Subject: Re: Splitting a string on a character...
From: Erik Naggum <erik@naggum.net>
Date: Tue, 07 May 2002 02:40:41 GMT
Newsgroups: comp.lang.lisp
Message-ID: <3229728040064576@naggum.net>

* Cory Spencer
| Just a quickie question - is there already a Common Lisp function that
| will split a string on a given character?

  Most often, when people ask quickie questions, they have been working
  themselves through what one would think of as a labyrinth where they make
  brief excursions in the wrong direction and self-correct when they hit
  the wall, so to speak.  When they hit the wall and do not self-correct,
  they post a quickie question, but there is an arbitary amount of back-
  tracking involved in providing the right answer.  Just moving the person
  into a new labyrinth without the particular wall they have run into is
  seldom the best answer, as the wrong choice they have made will lead them
  right into another wall shortly thereafter.  Therefore, a "quickie" is a
  strong signal to experienced problem-solvers that something is wrong: The
  requestor is stuck, but does not think he should have been.  However, if
  his thinking were correct, he would not be stuck.  Yet he is, and that is
  a hint that the amount of backtracking required will be significant and
  that is just the opposite of a "quickie".
  
| ie) will perform a similar function as this:

  Generally speaking, a reader or parser of some sort.

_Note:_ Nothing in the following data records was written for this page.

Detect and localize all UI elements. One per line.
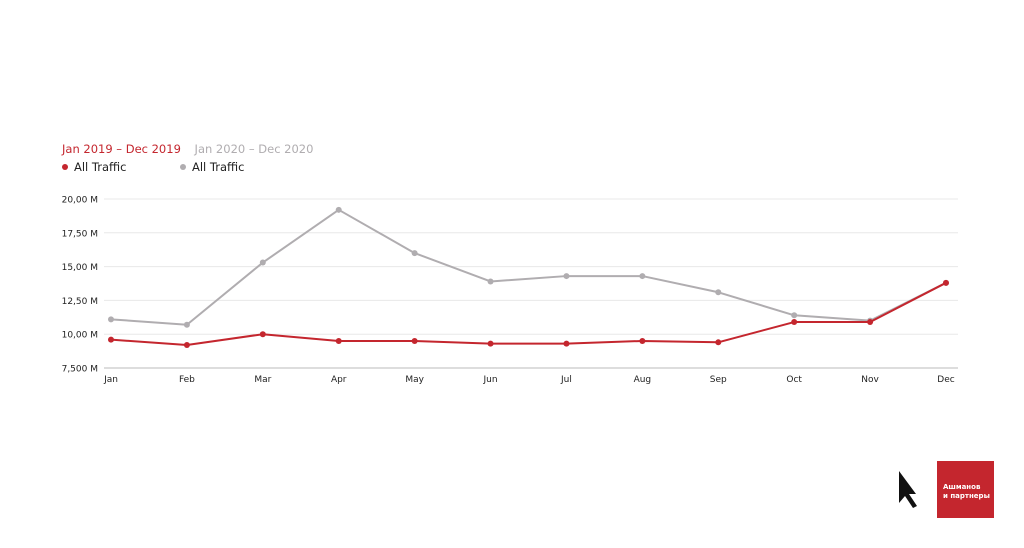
x-tick-label: Sep: [710, 375, 727, 385]
series-line-2019: [110, 281, 947, 347]
y-tick-label: 7,500 M: [62, 365, 98, 375]
x-tick-label: Apr: [331, 375, 347, 385]
y-tick-label: 12,50 M: [62, 297, 98, 307]
x-tick-label: Dec: [937, 375, 954, 385]
data-point-2020: [639, 273, 646, 280]
legend-dot-2020: [180, 164, 186, 170]
x-tick-label: Oct: [786, 375, 802, 385]
data-point-2019: [791, 319, 798, 326]
x-tick-label: Nov: [861, 375, 879, 385]
data-point-2020: [183, 321, 190, 328]
data-point-2020: [563, 273, 570, 280]
cursor-a-logo-icon: [899, 471, 917, 508]
x-tick-label: Feb: [179, 375, 195, 385]
data-point-2020: [791, 312, 798, 319]
brand-badge[interactable]: Ашманов и партнеры: [937, 461, 994, 518]
x-tick-label: Jul: [560, 375, 572, 385]
data-point-2020: [487, 278, 494, 285]
data-point-2020: [411, 250, 418, 257]
y-tick-label: 15,00 M: [62, 263, 98, 273]
data-point-2019: [183, 342, 190, 349]
data-point-2020: [108, 316, 114, 323]
x-tick-label: Jun: [483, 375, 498, 385]
data-point-2019: [335, 337, 342, 344]
legend-periods: Jan 2019 – Dec 2019 Jan 2020 – Dec 2020: [62, 142, 323, 156]
data-point-2019: [563, 340, 570, 347]
data-point-2020: [335, 206, 342, 213]
legend-label-2019: All Traffic: [74, 160, 127, 174]
y-tick-label: 17,50 M: [62, 229, 98, 239]
x-tick-label: Aug: [634, 375, 652, 385]
data-point-2019: [715, 339, 722, 346]
data-point-2019: [108, 336, 114, 343]
data-point-2019: [943, 279, 949, 286]
x-tick-label: Mar: [254, 375, 271, 385]
data-point-2020: [715, 289, 722, 296]
data-point-2019: [639, 337, 646, 344]
y-tick-label: 20,00 M: [62, 196, 98, 206]
legend-period-2019: Jan 2019 – Dec 2019: [62, 142, 181, 156]
data-point-2019: [487, 340, 494, 347]
x-tick-label: May: [405, 375, 424, 385]
legend-dot-2019: [62, 164, 68, 170]
y-tick-label: 10,00 M: [62, 331, 98, 341]
legend-period-2020: Jan 2020 – Dec 2020: [194, 142, 314, 156]
data-point-2019: [867, 319, 874, 326]
data-point-2019: [411, 337, 418, 344]
legend-label-2020: All Traffic: [192, 160, 245, 174]
legend-item-2020[interactable]: All Traffic: [180, 160, 244, 174]
series-line-2020: [110, 208, 947, 326]
x-tick-label: Jan: [103, 375, 118, 385]
brand-line-1: Ашманов: [943, 483, 981, 491]
legend-item-2019[interactable]: All Traffic: [62, 160, 126, 174]
data-point-2020: [259, 259, 266, 266]
data-point-2019: [259, 331, 266, 338]
brand-line-2: и партнеры: [943, 492, 990, 500]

  It is quite important to realize that you will never, ever have a case
  where you can entirely get rid of the "splitting" character.  If you
  think you can legitimately expect this, you are just too inexperienced at
  what you are doing and will run into a problem sooner or later.  Let me
  give you a few examples.  Under Unix, you cannot have a colon in your
  login name, in your home directory name, in your real name, or in your
  shell, because the colon separates these fields in a system password
  file.  (Not to mention null bytes and newlines.)  This is just too dumb
  to be believable on the face of it, but it is actually the case.  Unix
  freaks do not think this is a problem because they internalize the rules
  and do not _want_ a colon in those places.  However, software that
  updates the password file has to do sanity checks in order not to expose
  the system to serious security risks because there is no way to escape a
  payload colon from the delimiting colon.  In the standard Unix shells,
  whitespace separates arguments, but you have several escaping forms to
  allow whitespace to exist in arguments.  All in all, the mechanisms that
  are used in the shell are quite arcane and difficult to predict from a
  program, but a user can usually deal with it, in the standard Unix idea
  of "usually".  Then there is HTML and URL's and all that crap.  To make
  sure that a character is always a payload character, it must be written
  as &#nnn, where nnn is the ISO 10646 code for character, or you have to
  engagge in table lookups, context-sensitive parsing rules, and all sorts
  of random weirdness.  Likewise, in URL's, it is incredibly hard to get
  all you want through to the other side.  Recently, I subscribed to the
  Unabridged Merriam-Webster dictionary, and they need the e-mail address
  as the username.  It turned out to be very hard to write a URL that had a
  payload @ in the username and a syntax @ before the hostname.  I actually
  find such things absolutely incredible -- to be so thoughtless must have
  been _really_ hard.

  This is why you should not use position to find a character to split on,
  you should use a state machine that traverses the string and finds only
  those (matching) characters that are syntactically relevant, not those
  (matching) characters that are (or should be) payload characters.  A
  regular expression is _not_ sufficient for this task.
-- 
  In a fight against something, the fight has value, victory has none.
  In a fight for something, the fight is a loss, victory merely relief.

  70 percent of American adults do not understand the scientific process.